The 555 astable is quick and easy to build. However, the following points should be noted:

555 Astable - How to calculate timing component values

There are three components that determine the time period. The best way to approach the problem of what components to use is to (a) always use Ra as 1k unless there is a good reason not to do so, (b) make an informed intelligent guess for the value of C and then (c) calculate the value of Rb.

The value of Rb must the greater than 1kΩ and less than 1MΩ.

As an example, this is how to calculate the values required for a 555 based astable with a frequency of 100Hz.

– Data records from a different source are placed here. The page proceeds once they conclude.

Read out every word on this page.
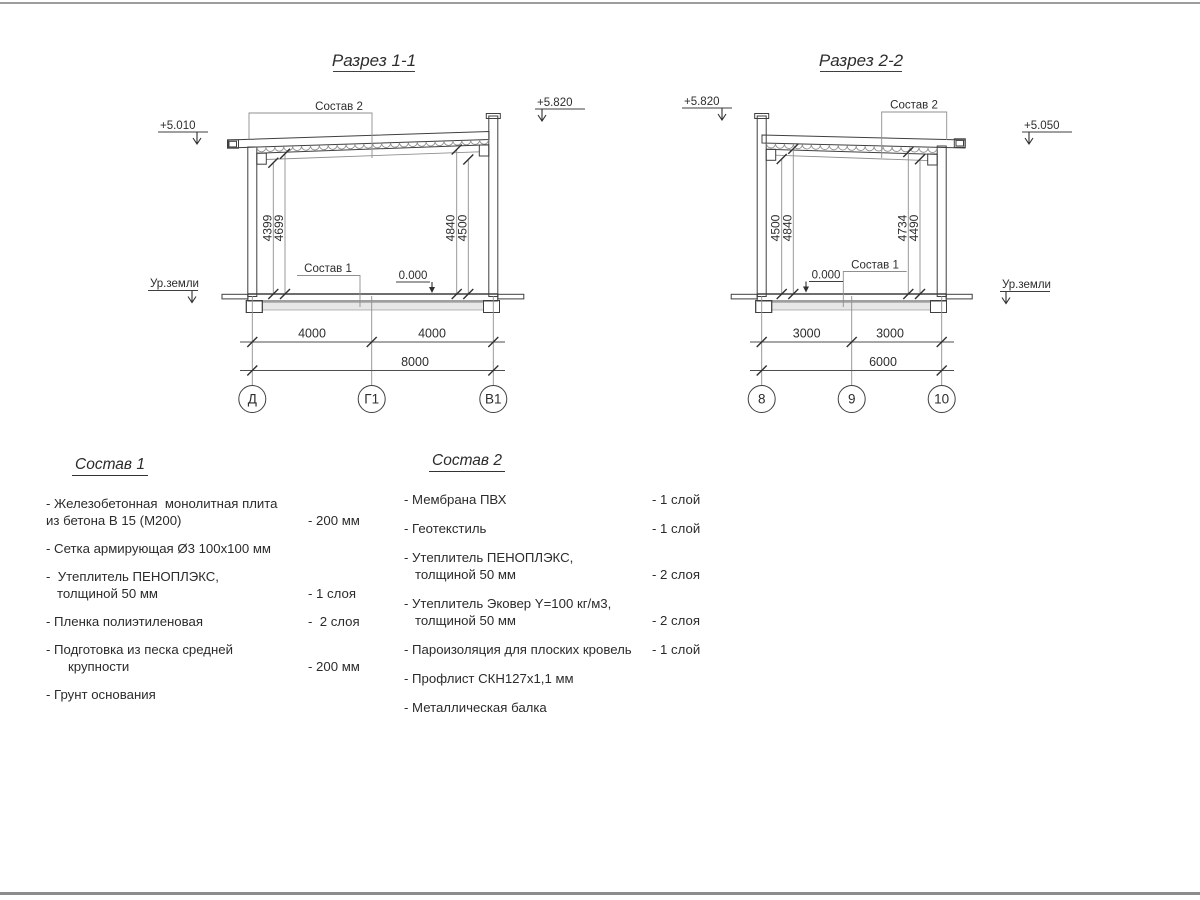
Разрез 1-1
Состав 2
Состав 1
+5.010
+5.820
Ур.земли
0.000
4399
4699	4840
4500
4000	4000
8000
Д	Г1	В1
Разрез 2-2
Состав 2
Состав 1
+5.820
+5.050
Ур.земли
0.000
4500
4840	4734
4490
3000	3000
6000
8	9	10
Состав 1
- Железобетонная  монолитная плита
из бетона В 15 (М200)	- 200 мм
- Сетка армирующая Ø3 100х100 мм
-  Утеплитель ПЕНОПЛЭКС,
толщиной 50 мм	- 1 слоя
- Пленка полиэтиленовая	-  2 слоя
- Подготовка из песка средней
крупности	- 200 мм
- Грунт основания
Состав 2
- Мембрана ПВХ	- 1 слой
- Геотекстиль	- 1 слой
- Утеплитель ПЕНОПЛЭКС,
толщиной 50 мм	- 2 слоя
- Утеплитель Эковер Y=100 кг/м3,
толщиной 50 мм	- 2 слоя
- Пароизоляция для плоских кровель	- 1 слой
- Профлист СКН127х1,1 мм
- Металлическая балка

  1. f=100Hz requires T=0.01s
  2. No requirement for mark-space ratio is required and so we are free to choose.
  3. Start with Ra=1k (just a free choice but always a sensible option)
  4. It is easier to choose the capacitor value as we have a wider choice of resistors.
  5. Choose C=10µF (just a guess)
  6. Calculate Rb=115 ohms. This is too small, go back and guess a better capacitor
  7. Choose C=10nF (an informed guess)
  8. Calculate Rb=714k. This is better but not convenient.
  9. Choose C=22nF (a better guess)
  10. Calculate Rb=324k, use 330k - good enough!

NOR Gate Astable

There are many different ways to make an astable circuit using transistors or logic gates. One example is an astable made from NOR gates as shown below. The astable has a resistor and capacitor to determine the time period and an enable to allow the astable to be controlled. This astable produces a clean square wave (mark-space ration = 1:1). The calculation of the time period depends on the types of logic gates used as different families of logic gate have different threshold voltages.

NOR astableFor CMOS gates, the time period T is given by

T = 1.6 R C

The equation for the time period is just an approximation. It is best to make R variable so that the required time period can be achieved!

In operation, Q will be permanently high when the Enable is held high. When Enable falls low, the astable will oscillate.